While it will be a transition for both Hunt and Britt, Yale head coach Andy Shay said he thinks both have a good chance at making it past the cuts in May.
“They definitely have a shot of making it,” Shay said. “It’s a matter of how much work you want to put into it. There are so many guys that are good, so it comes down to who works hardest.”
Although his job may keep him busy, Britt said he is going to recommit himself to being in the kind of shape he was in during his last season at Yale, so that he has a real shot of playing with the Pride.
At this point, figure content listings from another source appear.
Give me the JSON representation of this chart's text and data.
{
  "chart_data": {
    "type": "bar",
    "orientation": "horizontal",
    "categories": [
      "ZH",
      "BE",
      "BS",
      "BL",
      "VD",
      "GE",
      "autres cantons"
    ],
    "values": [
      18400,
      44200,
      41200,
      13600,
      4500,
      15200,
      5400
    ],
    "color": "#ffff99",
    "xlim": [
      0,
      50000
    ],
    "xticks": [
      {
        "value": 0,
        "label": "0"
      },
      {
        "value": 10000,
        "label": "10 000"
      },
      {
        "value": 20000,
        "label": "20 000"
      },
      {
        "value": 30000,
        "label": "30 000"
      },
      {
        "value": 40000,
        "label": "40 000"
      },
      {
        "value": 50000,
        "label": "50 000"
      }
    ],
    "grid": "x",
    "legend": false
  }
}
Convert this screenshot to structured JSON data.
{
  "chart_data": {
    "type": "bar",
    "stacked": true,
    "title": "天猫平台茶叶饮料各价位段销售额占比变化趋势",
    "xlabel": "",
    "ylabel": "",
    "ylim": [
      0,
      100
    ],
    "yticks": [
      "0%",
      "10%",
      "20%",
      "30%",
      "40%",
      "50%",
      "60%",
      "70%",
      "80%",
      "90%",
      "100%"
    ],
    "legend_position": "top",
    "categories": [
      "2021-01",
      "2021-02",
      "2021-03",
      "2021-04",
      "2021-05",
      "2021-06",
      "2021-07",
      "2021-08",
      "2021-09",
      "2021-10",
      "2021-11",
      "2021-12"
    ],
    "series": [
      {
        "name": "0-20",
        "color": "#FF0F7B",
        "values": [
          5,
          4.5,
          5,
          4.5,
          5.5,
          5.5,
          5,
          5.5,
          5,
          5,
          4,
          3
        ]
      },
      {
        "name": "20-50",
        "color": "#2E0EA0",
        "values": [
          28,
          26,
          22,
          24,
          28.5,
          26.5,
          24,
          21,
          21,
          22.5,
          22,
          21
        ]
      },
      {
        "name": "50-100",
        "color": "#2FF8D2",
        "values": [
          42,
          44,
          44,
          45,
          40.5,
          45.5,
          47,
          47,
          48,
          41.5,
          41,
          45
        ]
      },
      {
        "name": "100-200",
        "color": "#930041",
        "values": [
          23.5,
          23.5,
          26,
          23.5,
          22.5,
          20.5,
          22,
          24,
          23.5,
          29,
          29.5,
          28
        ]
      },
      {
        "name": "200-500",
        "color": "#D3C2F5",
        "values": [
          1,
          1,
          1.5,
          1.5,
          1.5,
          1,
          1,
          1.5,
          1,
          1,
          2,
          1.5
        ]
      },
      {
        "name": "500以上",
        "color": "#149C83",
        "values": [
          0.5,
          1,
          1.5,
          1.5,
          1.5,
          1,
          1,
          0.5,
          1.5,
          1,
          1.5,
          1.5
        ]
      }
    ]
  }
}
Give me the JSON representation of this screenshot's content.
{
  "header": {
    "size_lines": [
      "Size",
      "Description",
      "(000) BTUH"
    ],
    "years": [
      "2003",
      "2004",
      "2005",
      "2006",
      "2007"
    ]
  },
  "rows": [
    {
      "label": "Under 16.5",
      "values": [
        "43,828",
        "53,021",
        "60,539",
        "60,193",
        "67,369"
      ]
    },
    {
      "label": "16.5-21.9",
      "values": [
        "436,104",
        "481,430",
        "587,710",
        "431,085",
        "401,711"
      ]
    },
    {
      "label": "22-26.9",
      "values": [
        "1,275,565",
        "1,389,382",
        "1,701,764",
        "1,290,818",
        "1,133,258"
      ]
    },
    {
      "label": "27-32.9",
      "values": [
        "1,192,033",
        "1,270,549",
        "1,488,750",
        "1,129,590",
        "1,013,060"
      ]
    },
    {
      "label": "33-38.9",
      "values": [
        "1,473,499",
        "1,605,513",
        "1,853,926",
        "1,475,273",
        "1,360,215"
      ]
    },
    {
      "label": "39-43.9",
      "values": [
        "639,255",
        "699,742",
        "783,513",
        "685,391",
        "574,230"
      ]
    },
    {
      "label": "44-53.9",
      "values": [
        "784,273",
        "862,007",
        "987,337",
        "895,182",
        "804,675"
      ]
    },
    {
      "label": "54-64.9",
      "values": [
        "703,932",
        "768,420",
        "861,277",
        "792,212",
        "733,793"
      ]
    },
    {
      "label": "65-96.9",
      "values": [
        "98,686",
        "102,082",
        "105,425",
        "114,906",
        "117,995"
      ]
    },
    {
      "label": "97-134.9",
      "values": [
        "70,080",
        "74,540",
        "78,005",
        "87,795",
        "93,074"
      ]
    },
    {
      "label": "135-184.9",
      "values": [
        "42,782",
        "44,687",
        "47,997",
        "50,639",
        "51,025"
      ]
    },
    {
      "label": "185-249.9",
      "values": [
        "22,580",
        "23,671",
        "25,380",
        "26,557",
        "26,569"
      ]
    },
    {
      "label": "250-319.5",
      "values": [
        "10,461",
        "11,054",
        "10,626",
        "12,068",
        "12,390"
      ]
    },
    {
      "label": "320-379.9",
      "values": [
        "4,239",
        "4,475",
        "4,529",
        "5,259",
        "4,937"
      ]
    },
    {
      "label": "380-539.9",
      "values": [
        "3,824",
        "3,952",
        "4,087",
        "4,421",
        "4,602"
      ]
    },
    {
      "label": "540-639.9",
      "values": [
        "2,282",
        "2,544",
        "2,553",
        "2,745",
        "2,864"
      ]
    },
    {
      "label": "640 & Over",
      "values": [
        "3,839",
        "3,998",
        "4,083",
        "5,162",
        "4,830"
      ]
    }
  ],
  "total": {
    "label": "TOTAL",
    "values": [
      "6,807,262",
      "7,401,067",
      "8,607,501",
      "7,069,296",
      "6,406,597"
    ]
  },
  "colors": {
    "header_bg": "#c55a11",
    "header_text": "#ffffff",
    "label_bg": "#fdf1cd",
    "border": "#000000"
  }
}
“I think I am going to go up to Yale and practice with team some since there is no real way to practice in New York,” Britt said. “Being able to shoot and score and having a knack for the net is always looked for, but the downside is I’m not one of the flashiest players, so that could hurt me. We’ll see, hopefully I will play.”
Shay said having Hunt and Britt playing professionally will increase the prominence of the Yale program.
“A lot of people look to the pro league nowadays and keep their eyes on it,” Shay said. “It is good for Yale’s exposure to have two of the draftees.”
Mulholland said the drafting of Hunt and Britt is a step in the right direction for the Bulldogs.
“It just shows that we are a top D-I program,” Mulholland said. “We can put great players in the field. Brian and Ned were really special players and I always thought they would go on playing.”
The lacrosse team was also honored recently by the announcement that Jon Reese ’90, the former lacrosse All-American, will be inducted into the Long Island Metropolitan Lacrosse Hall of Fame Feb. 4. Reese, the 1987 rookie of the year and three-time first-team All-Ivy player, is Yale’s all-time leading point scorer with 200, and goal scorer with 162. He was one of seven midfielders named to the NCAA’s Silver Anniversary Team in 1995. Besides his skills on the lacrosse field, Reese was known for being captain of the 1989 Ivy champion football team and picking up 122 tackles at linebacker.